As farmers face especially challenging economic times, the stakes couldn’t be higher or the advice more succinct, say three farm economists.

Their advice to farmers could be summed up in four words: Know where you stand.

“One of the things I would tell producers is to stop, look around, take an inventory and see exactly where you are and what you have,” says Max Runge, an Alabama Cooperative Extension System economist.

Runge says they should also ask themselves some pointed questions: What resources do I have? What can I do to improve the situation? And equally important, what are some of the things I can do that I haven't done before?

He says the first steps should include soil testing, a careful inspection of your balance sheets and income statements, reevaluation of your tax strategy and a candid assessment of overall goals.

But the most paramount concern is efficiency, Runge says.

“You need to look at the best ways to spend your money,” he says.

“This is the time to be efficient — not necessarily cheap, which may get you into even more trouble.”

Runge says producers also should schedule some time to speak with their vendors and creditors, whose condition may be surprisingly similar.

“Talk to them and let them know what you're doing and what your concerns are,” he says, adding that “if there are problems farther down the road, these proactive steps will go a long way toward building good will.”

He also advises watching the markets, volatile factors that could exert a major influence on planting decisions in the future.

“It used to be that we could make crop plans at the last minute, but we’ve reached the point where so many factors — seed and fertilizer costs, for example —have forced us to plan five or six months ahead of time," Runge says.

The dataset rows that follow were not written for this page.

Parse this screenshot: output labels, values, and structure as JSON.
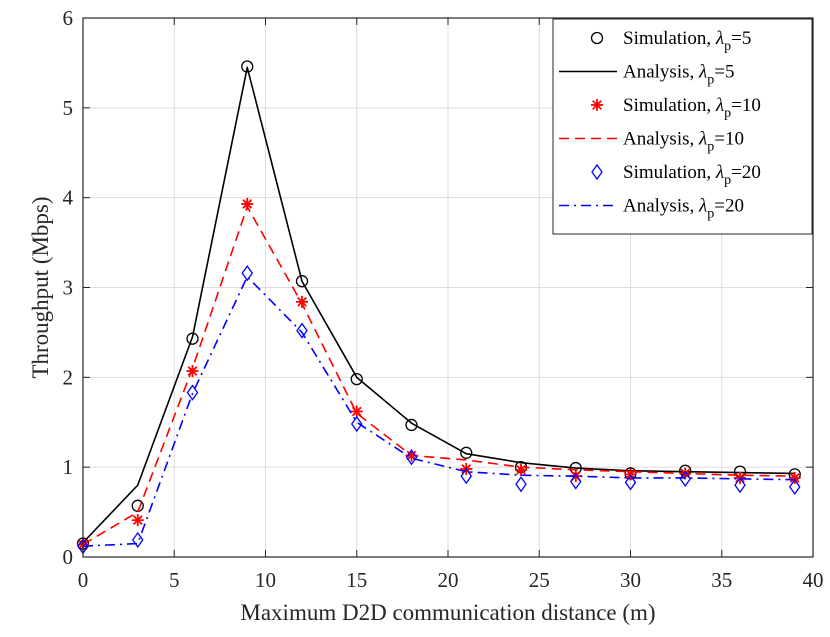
{
  "chart_data": {
    "type": "line",
    "title": "",
    "xlabel": "Maximum D2D communication distance (m)",
    "ylabel": "Throughput (Mbps)",
    "xlim": [
      0,
      40
    ],
    "ylim": [
      0,
      6
    ],
    "xticks": [
      0,
      5,
      10,
      15,
      20,
      25,
      30,
      35,
      40
    ],
    "yticks": [
      0,
      1,
      2,
      3,
      4,
      5,
      6
    ],
    "grid": true,
    "legend_position": "top-right",
    "series": [
      {
        "name": "Simulation, λp=5",
        "legend_prefix": "Simulation, ",
        "legend_greek": "λ",
        "legend_sub": "p",
        "legend_suffix": "=5",
        "style": "marker",
        "marker": "circle",
        "color": "#000000",
        "x": [
          0,
          3,
          6,
          9,
          12,
          15,
          18,
          21,
          24,
          27,
          30,
          33,
          36,
          39
        ],
        "y": [
          0.15,
          0.57,
          2.43,
          5.46,
          3.07,
          1.98,
          1.47,
          1.16,
          1.0,
          0.99,
          0.93,
          0.96,
          0.95,
          0.92
        ]
      },
      {
        "name": "Analysis, λp=5",
        "legend_prefix": "Analysis, ",
        "legend_greek": "λ",
        "legend_sub": "p",
        "legend_suffix": "=5",
        "style": "solid",
        "color": "#000000",
        "x": [
          0,
          3,
          6,
          9,
          12,
          15,
          18,
          21,
          24,
          27,
          30,
          33,
          36,
          39
        ],
        "y": [
          0.16,
          0.8,
          2.45,
          5.45,
          3.07,
          2.0,
          1.49,
          1.15,
          1.05,
          0.99,
          0.96,
          0.95,
          0.94,
          0.93
        ]
      },
      {
        "name": "Simulation, λp=10",
        "legend_prefix": "Simulation, ",
        "legend_greek": "λ",
        "legend_sub": "p",
        "legend_suffix": "=10",
        "style": "marker",
        "marker": "asterisk",
        "color": "#ff0000",
        "x": [
          0,
          3,
          6,
          9,
          12,
          15,
          18,
          21,
          24,
          27,
          30,
          33,
          36,
          39
        ],
        "y": [
          0.14,
          0.41,
          2.07,
          3.93,
          2.84,
          1.62,
          1.13,
          0.98,
          0.97,
          0.9,
          0.92,
          0.93,
          0.88,
          0.88
        ]
      },
      {
        "name": "Analysis, λp=10",
        "legend_prefix": "Analysis, ",
        "legend_greek": "λ",
        "legend_sub": "p",
        "legend_suffix": "=10",
        "style": "dashed",
        "color": "#ff0000",
        "x": [
          0,
          3,
          6,
          9,
          12,
          15,
          18,
          21,
          24,
          27,
          30,
          33,
          36,
          39
        ],
        "y": [
          0.14,
          0.5,
          2.1,
          3.9,
          2.82,
          1.6,
          1.13,
          1.08,
          1.0,
          0.97,
          0.95,
          0.93,
          0.91,
          0.9
        ]
      },
      {
        "name": "Simulation, λp=20",
        "legend_prefix": "Simulation, ",
        "legend_greek": "λ",
        "legend_sub": "p",
        "legend_suffix": "=20",
        "style": "marker",
        "marker": "diamond",
        "color": "#0000ff",
        "x": [
          0,
          3,
          6,
          9,
          12,
          15,
          18,
          21,
          24,
          27,
          30,
          33,
          36,
          39
        ],
        "y": [
          0.12,
          0.19,
          1.83,
          3.16,
          2.52,
          1.48,
          1.11,
          0.9,
          0.81,
          0.84,
          0.83,
          0.87,
          0.8,
          0.78
        ]
      },
      {
        "name": "Analysis, λp=20",
        "legend_prefix": "Analysis, ",
        "legend_greek": "λ",
        "legend_sub": "p",
        "legend_suffix": "=20",
        "style": "dashdot",
        "color": "#0000ff",
        "x": [
          0,
          3,
          6,
          9,
          12,
          15,
          18,
          21,
          24,
          27,
          30,
          33,
          36,
          39
        ],
        "y": [
          0.12,
          0.15,
          1.82,
          3.12,
          2.5,
          1.5,
          1.1,
          0.95,
          0.91,
          0.9,
          0.88,
          0.88,
          0.87,
          0.86
        ]
      }
    ]
  }
}
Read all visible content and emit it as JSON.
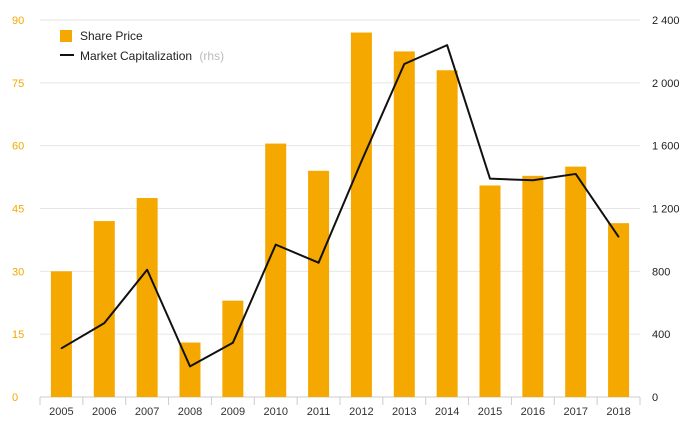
{
  "chart_data": {
    "type": "bar",
    "categories": [
      "2005",
      "2006",
      "2007",
      "2008",
      "2009",
      "2010",
      "2011",
      "2012",
      "2013",
      "2014",
      "2015",
      "2016",
      "2017",
      "2018"
    ],
    "series": [
      {
        "name": "Share Price",
        "type": "bar",
        "axis": "left",
        "color": "#F5A800",
        "values": [
          30,
          42,
          47.5,
          13,
          23,
          60.5,
          54,
          87,
          82.5,
          78,
          50.5,
          52.8,
          55,
          41.5
        ]
      },
      {
        "name": "Market Capitalization",
        "type": "line",
        "axis": "right",
        "color": "#111111",
        "values": [
          310,
          470,
          810,
          195,
          345,
          970,
          855,
          1500,
          2120,
          2240,
          1390,
          1380,
          1420,
          1020
        ]
      }
    ],
    "left_axis": {
      "ticks": [
        "0",
        "15",
        "30",
        "45",
        "60",
        "75",
        "90"
      ],
      "ylim": [
        0,
        90
      ]
    },
    "right_axis": {
      "ticks": [
        "0",
        "400",
        "800",
        "1 200",
        "1 600",
        "2 000",
        "2 400"
      ],
      "ylim": [
        0,
        2400
      ]
    },
    "legend": {
      "bar_label": "Share Price",
      "line_label": "Market Capitalization",
      "line_suffix": "(rhs)",
      "position": "top-left"
    },
    "grid": true
  }
}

Runge recommends delaying those decisions for as long as possible without missing pricing opportunities.

Runge's colleague, Farm Economist Robert Goodman, says farmers also need to use the gains from the 2008 crop year to strengthen their position next year.

“If you look ahead to next year, input prices likely will be high, while commodity prices will be low,” Goodman says.

And this hard reality calls for belt tightening, Goodman says, it’s best to take those precautions around the farm that will place you in a better position to deal with any hard times that may occur.

“This is the time for paying down debt and refurbishing or renewing equipment, such as redoing your cotton picker instead of buying a new one,” he says.

Getting their financial house in order will put farmers in a better position to secure loans from their credit institutions, if the need arises.

Summing it up, Goodman says his advice to farmers is to “play it close to the vest by paying down debts and conserving and reusing inputs as much as possible.”

Farm Economist James Novak says it is also wise for producers to take an inventory of available government assistance programs.

Novak says farmers should be aware of the risk protection available from several sources. These include traditional price support programs, commodity loan programs, and a variety of crop, livestock, and whole-farm revenue insurance programs.

Also available are crop, livestock, revenue and group risk insurance, which can help producers manage specific production risks that may occur between planting and harvest.

Another option is Supplement Agricultural Disaster Assistance, a new permanent disaster assistance program available under the 2008 Food Conservation and Energy Act.

“This option encompasses several provisions to assist with managing whole farm and specific commodity losses stemming from natural disasters and other unavoidable causes,” Novak says.

Novak also advises a cautious look at the new Average Crop Revenue Election program, commonly known as ACRE, a new program that replaces counter-cyclical program payments and based on farm revenue.

“You can opt into ACRE in any year — 2009 through 2012 — but once you're in it, you're locked in for the length of the farm bill,” Novak says.

Farmers opting to participate in ACRE must take a 20-percent reduction in direct payments and a 30 percent reduction in loan rates — the reason Novak advises studying the program carefully before committing.